No se puede hablar de mayoría segregacionista porque los líderes de CIU son más independentistas que sus votantes. Además, hay dos soberanismos en Cataluña: el de ERC y el de CIU. El de ERC es un soberanismo romántico, irracional, lo que ahora hemos dado en llamar identitario. El de CIU es un nacionalismo económico, que podría arreglarse con un pacto económico, aunque en Génova hay dudas al respecto. La frase favorita es dónde está el límite. El de ERC es enfrentamiento puro.

En cualquier caso, Mas es ya un hombre prisionero de sus propios planteamientos. Se ha empeñado en convocar un referéndum para 2014, es decir, cuando se cumple el tricentésimo aniversario de la entrada de Felipe V en Barcelona. Y recuerda al PP que en su programa lleva que el pacto fiscal también hay que someterlo a referéndum. Pero insisto, mucho ojo: Rajoy no está dispuesto a admitir esa consulta, que se parecería demasiado, dado el estado actual de cosas, a un referéndum por la independencia. En resumen, la exigencia del Gobierno español, para llegar a ese pacto, es doble: acuerdo parlamentario, no referéndum, y que Convergencia se dé por satisfecha. A ser posible públicamente.

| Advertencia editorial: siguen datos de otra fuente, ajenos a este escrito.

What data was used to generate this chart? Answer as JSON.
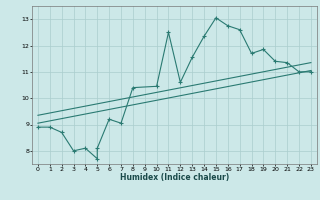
{
  "xlabel": "Humidex (Indice chaleur)",
  "background_color": "#cce8e8",
  "line_color": "#2a7a72",
  "grid_color": "#aacece",
  "xlim": [
    -0.5,
    23.5
  ],
  "ylim": [
    7.5,
    13.5
  ],
  "xticks": [
    0,
    1,
    2,
    3,
    4,
    5,
    6,
    7,
    8,
    9,
    10,
    11,
    12,
    13,
    14,
    15,
    16,
    17,
    18,
    19,
    20,
    21,
    22,
    23
  ],
  "yticks": [
    8,
    9,
    10,
    11,
    12,
    13
  ],
  "line_pts_x": [
    0,
    1,
    2,
    3,
    4,
    5,
    5,
    6,
    7,
    8,
    10,
    11,
    12,
    13,
    14,
    15,
    16,
    17,
    18,
    19,
    20,
    21,
    22,
    23
  ],
  "line_pts_y": [
    8.9,
    8.9,
    8.7,
    8.0,
    8.1,
    7.7,
    8.1,
    9.2,
    9.05,
    10.4,
    10.45,
    12.5,
    10.6,
    11.55,
    12.35,
    13.05,
    12.75,
    12.6,
    11.7,
    11.85,
    11.4,
    11.35,
    11.0,
    11.0
  ],
  "trend1_x": [
    0,
    23
  ],
  "trend1_y": [
    9.05,
    11.05
  ],
  "trend2_x": [
    0,
    23
  ],
  "trend2_y": [
    9.35,
    11.35
  ],
  "figsize": [
    3.2,
    2.0
  ],
  "dpi": 100
}
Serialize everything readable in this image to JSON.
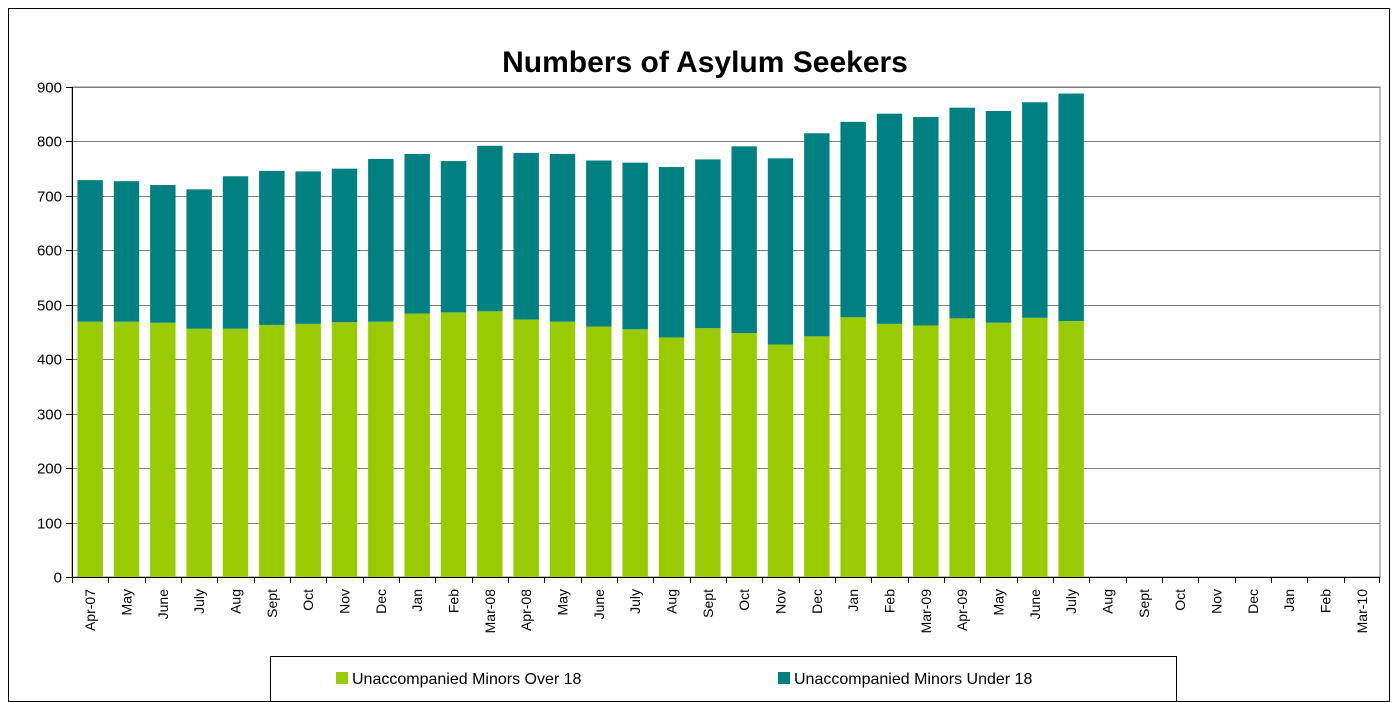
{
  "chart_data": {
    "type": "bar",
    "stacked": true,
    "title": "Numbers of Asylum Seekers",
    "xlabel": "",
    "ylabel": "",
    "ylim": [
      0,
      900
    ],
    "yticks": [
      0,
      100,
      200,
      300,
      400,
      500,
      600,
      700,
      800,
      900
    ],
    "grid": true,
    "legend_position": "bottom",
    "categories": [
      "Apr-07",
      "May",
      "June",
      "July",
      "Aug",
      "Sept",
      "Oct",
      "Nov",
      "Dec",
      "Jan",
      "Feb",
      "Mar-08",
      "Apr-08",
      "May",
      "June",
      "July",
      "Aug",
      "Sept",
      "Oct",
      "Nov",
      "Dec",
      "Jan",
      "Feb",
      "Mar-09",
      "Apr-09",
      "May",
      "June",
      "July",
      "Aug",
      "Sept",
      "Oct",
      "Nov",
      "Dec",
      "Jan",
      "Feb",
      "Mar-10"
    ],
    "series": [
      {
        "name": "Unaccompanied Minors Over 18",
        "color": "#99cc00",
        "values": [
          469,
          469,
          467,
          456,
          456,
          463,
          465,
          468,
          469,
          484,
          486,
          488,
          473,
          469,
          460,
          455,
          440,
          457,
          448,
          427,
          442,
          477,
          465,
          462,
          475,
          467,
          476,
          470,
          0,
          0,
          0,
          0,
          0,
          0,
          0,
          0
        ]
      },
      {
        "name": "Unaccompanied Minors Under 18",
        "color": "#008080",
        "values": [
          260,
          258,
          253,
          256,
          280,
          283,
          280,
          282,
          299,
          293,
          278,
          304,
          306,
          308,
          305,
          306,
          313,
          310,
          343,
          342,
          373,
          359,
          386,
          383,
          387,
          389,
          396,
          418,
          0,
          0,
          0,
          0,
          0,
          0,
          0,
          0
        ]
      }
    ]
  }
}
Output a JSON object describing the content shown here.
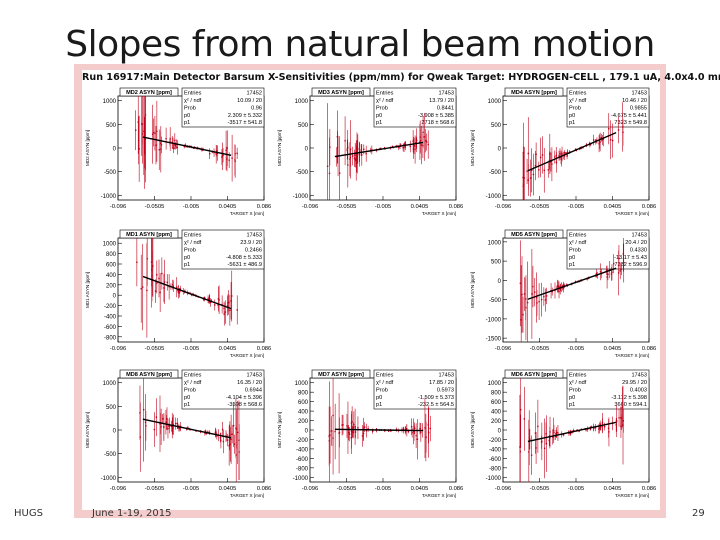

Por otra parte, el 15-M ha entrado en el Parlamento, porque ya se sabe que esos antisistema siempre están deseando encontrar un sistema en el que introducirse. A estos antisistema -por supuesto en Cataluña ferozmente segregacionistas- les das un buen salario, un buen sillón sobre alfombra y una tarjeta de crédito y se te enamoran del sistema por la vía rápida.